What is done between the time my baby is born and the first surgery?
After the initial Craniofacial Team evaluation, described above, the child is evaluated periodically to ensure that he or she is growing and developing appropriately. A computerized tomography (CT) scan will be done and perhaps repeated at some point before the surgery. Your surgeons will meet with you several times to examine your child and to ensure that all of your questions about the surgery are answered and that you feel comfortable with the whole process.
What sorts of specialists will be involved in my child’s care?

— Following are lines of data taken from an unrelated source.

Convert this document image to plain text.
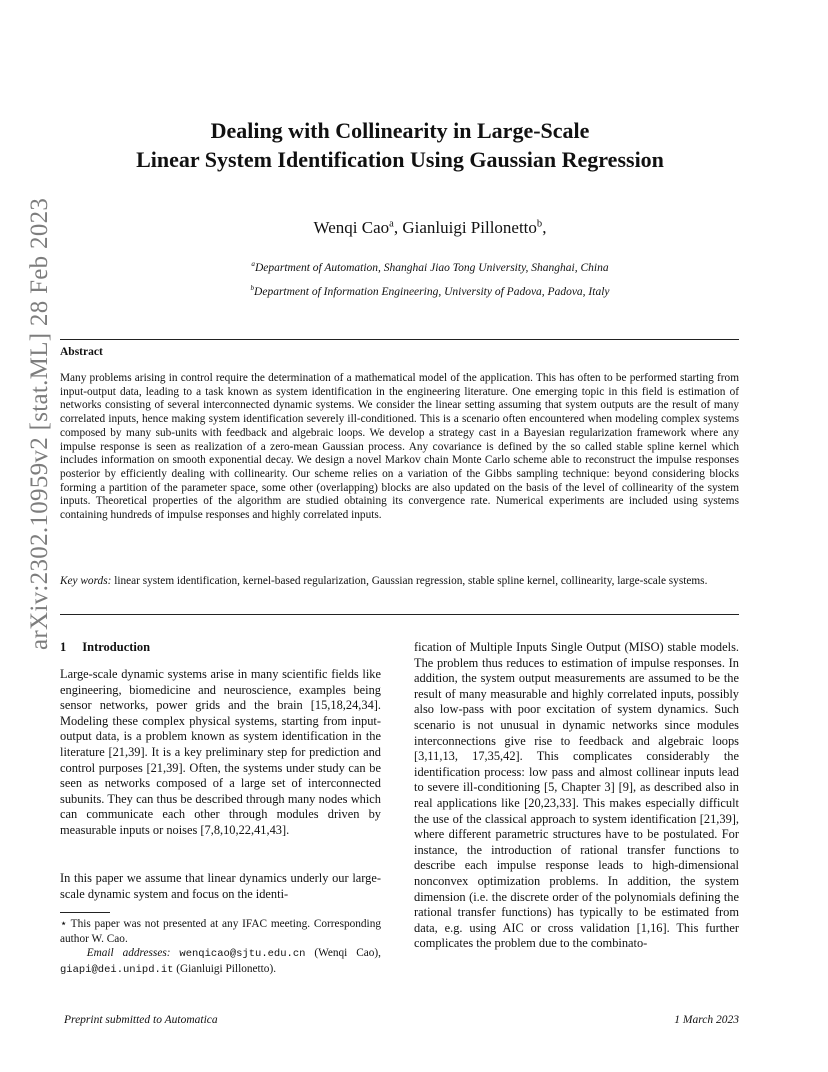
arXiv:2302.10959v2 [stat.ML] 28 Feb 2023
Dealing with Collinearity in Large-Scale
Linear System Identification Using Gaussian Regression
Wenqi Cao$^a$, Gianluigi Pillonetto$^b$,
$^a$Department of Automation, Shanghai Jiao Tong University, Shanghai, China
$^b$Department of Information Engineering, University of Padova, Padova, Italy
Abstract
Many problems arising in control require the determination of a mathematical model of the application. This has often to be performed starting from input-output data, leading to a task known as system identification in the engineering literature. One emerging topic in this field is estimation of networks consisting of several interconnected dynamic systems. We consider the linear setting assuming that system outputs are the result of many correlated inputs, hence making system identification severely ill-conditioned. This is a scenario often encountered when modeling complex systems composed by many sub-units with feedback and algebraic loops. We develop a strategy cast in a Bayesian regularization framework where any impulse response is seen as realization of a zero-mean Gaussian process. Any covariance is defined by the so called stable spline kernel which includes information on smooth exponential decay. We design a novel Markov chain Monte Carlo scheme able to reconstruct the impulse responses posterior by efficiently dealing with collinearity. Our scheme relies on a variation of the Gibbs sampling technique: beyond considering blocks forming a partition of the parameter space, some other (overlapping) blocks are also updated on the basis of the level of collinearity of the system inputs. Theoretical properties of the algorithm are studied obtaining its convergence rate. Numerical experiments are included using systems containing hundreds of impulse responses and highly correlated inputs.
Key words: linear system identification, kernel-based regularization, Gaussian regression, stable spline kernel, collinearity, large-scale systems.
1 Introduction
Large-scale dynamic systems arise in many scientific fields like engineering, biomedicine and neuroscience, examples being sensor networks, power grids and the brain [15,18,24,34]. Modeling these complex physical systems, starting from input-output data, is a problem known as system identification in the literature [21,39]. It is a key preliminary step for prediction and control purposes [21,39]. Often, the systems under study can be seen as networks composed of a large set of interconnected subunits. They can thus be described through many nodes which can communicate each other through modules driven by measurable inputs or noises [7,8,10,22,41,43].
In this paper we assume that linear dynamics underly our large-scale dynamic system and focus on the identi-
⋆ This paper was not presented at any IFAC meeting. Corresponding author W. Cao.
Email addresses: wenqicao@sjtu.edu.cn (Wenqi Cao), giapi@dei.unipd.it (Gianluigi Pillonetto).
fication of Multiple Inputs Single Output (MISO) stable models. The problem thus reduces to estimation of impulse responses. In addition, the system output measurements are assumed to be the result of many measurable and highly correlated inputs, possibly also low-pass with poor excitation of system dynamics. Such scenario is not unusual in dynamic networks since modules interconnections give rise to feedback and algebraic loops [3,11,13, 17,35,42]. This complicates considerably the identification process: low pass and almost collinear inputs lead to severe ill-conditioning [5, Chapter 3] [9], as described also in real applications like [20,23,33]. This makes especially difficult the use of the classical approach to system identification [21,39], where different parametric structures have to be postulated. For instance, the introduction of rational transfer functions to describe each impulse response leads to high-dimensional nonconvex optimization problems. In addition, the system dimension (i.e. the discrete order of the polynomials defining the rational transfer functions) has typically to be estimated from data, e.g. using AIC or cross validation [1,16]. This further complicates the problem due to the combinato-
Preprint submitted to Automatica	1 March 2023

The optimal treatment of children with Treacher Collins syndrome is achieved in a multidisciplinary setting. As noted above, these children may have a number of medical issues that must be addressed. Usually, the specialists involved include the craniofacial surgeon (a plastic surgeon who has done additional specialized training), an otolaryngologist (ENT doctor), a pediatric ophthalmologist, a developmental pediatrician, a geneticist, the pediatric plastic surgery nurse, and an orthodontist./p>
Will we get to know our surgeon?
Because children with Treacher Collins syndrome are followed closely before, during, and after their surgery, you will become very familiar with your surgeons. Treatment is not finished after the surgery, because it is important for us to continue to monitor your child’s growth and development over the long term. This long-term surveillance involves physical examinations and periodic CT scans to ensure that there are no signs of any problems. Your surgeons will guide you and help you through the surgery and postoperative period. In addition, children with Treacher Collins syndrome require multiple surgical procedures throughout their childhood and adolescence, so they and their families often develop a close bond with their surgeon.